高同型半胱氨酸血症与高血压、中风以及心血管、脑/神经元、肾脏和肝脏疾病的发生有关。为了验证同型半胱氨酸在高血压多器官损伤中起综合作用这一假说,我们采用了:(1)内源性同型半胱氨酸水平中度升高(18.1±0.5微摩尔/升)的自发性高血压大鼠(SHR);(2)同型半胱氨酸水平正常(3.7±0.3微摩尔/升)的年龄和性别匹配的Wistar Kyoto(WKY)对照大鼠。为了制造高同型半胱氨酸血症的病理生理状况,分别对(3)SHR(SHR-H)和(4)WKY(WKY-H)大鼠每日给予20毫克同型半胱氨酸,持续12周。(5)通过给予叶酸(SHR-F),SHR的内源性同型半胱氨酸水平从18.1±0.5微摩尔/升略有降低但不显著,降至12.5±0.7微摩尔/升。采用高效液相色谱法和分光光度法测定血浆和组织中的同型半胱氨酸水平。通过酶谱法测量血浆和交感神经节(神经元)基质金属蛋白酶(MMP)活性。与对照组相比,高同型半胱氨酸血症大鼠的神经元MMP活性增加。WKY、WKY-H、SHR、SHR-H和SHR-F的平均动脉压(毫米汞柱)分别为95±5、126±8、157±10、188±5和165±12。采用Bio-Rad染料结合法测定,WKY、WKY-H、SHR、SHR-H和SHR-F的尿蛋白(毫克/天)分别为0.11±0.03、0.88±0.22、0.47±0.10、0.89±0.21和0.81±0.21。

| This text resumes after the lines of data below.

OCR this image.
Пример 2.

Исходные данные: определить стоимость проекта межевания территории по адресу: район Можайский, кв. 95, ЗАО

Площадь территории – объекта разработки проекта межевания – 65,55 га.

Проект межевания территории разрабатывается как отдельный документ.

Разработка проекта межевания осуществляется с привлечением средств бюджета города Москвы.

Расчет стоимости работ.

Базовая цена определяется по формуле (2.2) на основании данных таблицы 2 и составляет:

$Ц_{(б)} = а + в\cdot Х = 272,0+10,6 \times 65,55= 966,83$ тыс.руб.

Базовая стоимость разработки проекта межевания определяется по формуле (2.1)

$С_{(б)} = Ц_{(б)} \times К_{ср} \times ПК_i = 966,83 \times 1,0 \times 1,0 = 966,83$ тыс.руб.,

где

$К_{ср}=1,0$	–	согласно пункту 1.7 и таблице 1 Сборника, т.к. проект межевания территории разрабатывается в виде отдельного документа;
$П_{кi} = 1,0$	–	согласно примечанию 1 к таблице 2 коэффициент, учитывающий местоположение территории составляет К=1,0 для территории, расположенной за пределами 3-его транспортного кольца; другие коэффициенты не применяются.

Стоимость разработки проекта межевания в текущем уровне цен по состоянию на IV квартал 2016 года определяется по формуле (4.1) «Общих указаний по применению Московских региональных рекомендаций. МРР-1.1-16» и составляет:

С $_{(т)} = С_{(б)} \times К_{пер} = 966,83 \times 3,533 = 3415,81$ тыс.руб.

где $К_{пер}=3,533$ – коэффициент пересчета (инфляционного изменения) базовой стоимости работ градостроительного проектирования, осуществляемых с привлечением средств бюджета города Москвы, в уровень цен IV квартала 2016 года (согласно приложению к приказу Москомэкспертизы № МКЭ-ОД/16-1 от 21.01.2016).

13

明确了动脉压升高、血浆同型半胱氨酸和尿蛋白之间的关系。采用琼脂糖凝胶电泳法测量血浆和神经元肌酸磷酸激酶(CK)同工酶。在12周的高同型半胱氨酸血症后,分别对骨骼肌、心脏和神经组织特异的所有三种CK同工酶,即MM、MB和BB均有诱导,提示同型半胱氨酸导致多器官损伤。同型半胱氨酸诱导心内膜内皮细胞(毛细血管)凋亡,并可能降低毛细血管细胞密度。通过组织学分析主动脉、心肌、肾脏和肾盂输尿管的结构损伤。结果提示同型半胱氨酸在各器官内皮/上皮细胞内衬损伤中起综合生理作用。